Ahh, the 1970s. What a decade. The fall of Heath and Callaghan. The rise of Thatcher. The Winter of Discontent. Saltley Coke Works. Grunwick. British Leyland. Hot pants, flares, glam rock, Reg Prentice…
No doubt all of these are familiar, especially Reg Prentice. Of course, there may be some millennials whose education failed to include poor Reg. You could look him up in Wikipedia. Or just keep reading.
Reg Prentice was MP for Newham North East. Newham was that bit of London that commuters from Essex passed through to get to their jobs in the City. Some of their trains never stopped there. It was not quite the ‘inner city’, being east of Tower Hamlets. But enough geography.
The constituency was a rock-solid Labour seat, one of those places where Labour votes were weighed instead of counted. Prentice was Education Secretary in Harold Wilson’s minority government. A Labour MP in a safe seat, he had a job for life.
Unfortunately for him, his Constituency Labour Party disagreed. They seemed to believe that instead of representing his constituents, he should be a delegate for the activists of the party and represent their views. This was a time when the ‘soft’ Left in London was being overthrown by extremists, a process that reached its zenith with the internal party coup that toppled the victor of the 1981 GLC election and replaced him with Ken Livingstone.
Prentice had a deselection battle with the extremists in his local party. He lost. Rather than go quietly muttering into the dark, Prentice did something quite novel in post-war politics.
Forty years ago, Prentice crossed the floor and joined the Conservatives.
He was selected for a safe Conservative seat for the 1979 election, where he increased the majority by over 10,000 votes. He went on to serve as a Conservative minister in Margaret Thatcher’s first government until ill-health forced him to return to the back benches. All this shows is that you can’t keep a good man down. Serving in one government, enduring deselection, crossing the floor, obtaining a safe seat, and then serving in the succeeding government surely demonstrates political ability and talent of the highest calibre.
Reg Prentice retired from the Commons in 1987, when he was knighted. In 1992 he received a life peerage. Not bad, not bad at all.
Why is this important now? Well, Prentice’s troubles started in 1975 when he was deselected by his local Labour Party. Six years later the national party split with the formation of the SDP as left-wing infiltration continued unabated. There is now renewed talk of deselections of Labour moderates by left-wing activists.

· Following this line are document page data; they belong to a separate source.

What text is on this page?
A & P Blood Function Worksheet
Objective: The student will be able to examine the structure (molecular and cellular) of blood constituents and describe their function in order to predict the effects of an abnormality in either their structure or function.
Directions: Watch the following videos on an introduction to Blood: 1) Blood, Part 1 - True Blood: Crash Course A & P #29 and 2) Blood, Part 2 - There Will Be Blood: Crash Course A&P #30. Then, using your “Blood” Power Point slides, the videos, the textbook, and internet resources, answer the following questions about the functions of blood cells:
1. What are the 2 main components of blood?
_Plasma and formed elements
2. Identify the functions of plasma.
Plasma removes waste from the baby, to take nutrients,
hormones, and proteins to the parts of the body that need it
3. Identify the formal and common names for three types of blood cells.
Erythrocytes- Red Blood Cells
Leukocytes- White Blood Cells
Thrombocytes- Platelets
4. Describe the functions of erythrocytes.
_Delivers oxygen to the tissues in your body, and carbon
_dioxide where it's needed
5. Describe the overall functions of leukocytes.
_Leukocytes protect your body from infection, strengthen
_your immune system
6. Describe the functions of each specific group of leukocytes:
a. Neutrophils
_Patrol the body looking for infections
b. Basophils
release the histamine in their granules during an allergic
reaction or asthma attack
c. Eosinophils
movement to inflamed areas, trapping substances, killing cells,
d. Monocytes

Labour MPs on the hit-list could look to Reg Prentice’s example and cross the floor. What’s the worst that could happen? Mrs May has made a cross-party appeal for contributions to the Brexit process. If Labour MPs are already feeling rejected by their local activists, they will have little to lose. The SDP, after an initial burst of interest, did not achieve its promise in the 1983 general election to ‘break the mould of British politics’, so a breakaway party is increasingly unlikely, especially with a return to two-party politics. Crossing the floor to get away from the attacks from their own side makes sense.
If any anti-Corbyn Labour MPs are tired of enduring the increasingly unfriendly environment from their side of British politics, and especially from with their own CLPs, they really have nothing to lose by crossing the floor, since they will be out of a job by 2022 anyway. After crossing, the attacks won’t go away, but at least the person would be among new and supportive friends. Mrs May is advocating a form of social democracy well to the left of the Conservative government in which Reg Prentice served as a minister. Being a new Tory MP might be a good fit, once all the socialist opprobrium and hyperbole that routinely falls unchallenged on the Tories is stripped away.
For a Labour MP, crossing the floor to join the Conservatives may now appear an outrageous concept. But at the beginning of 2015 so was the idea of Jeremy Corbyn leading the Labour Party. Reg Prentice’s career shows what can be done. Does any current Labour MP have the talent and ability to follow him?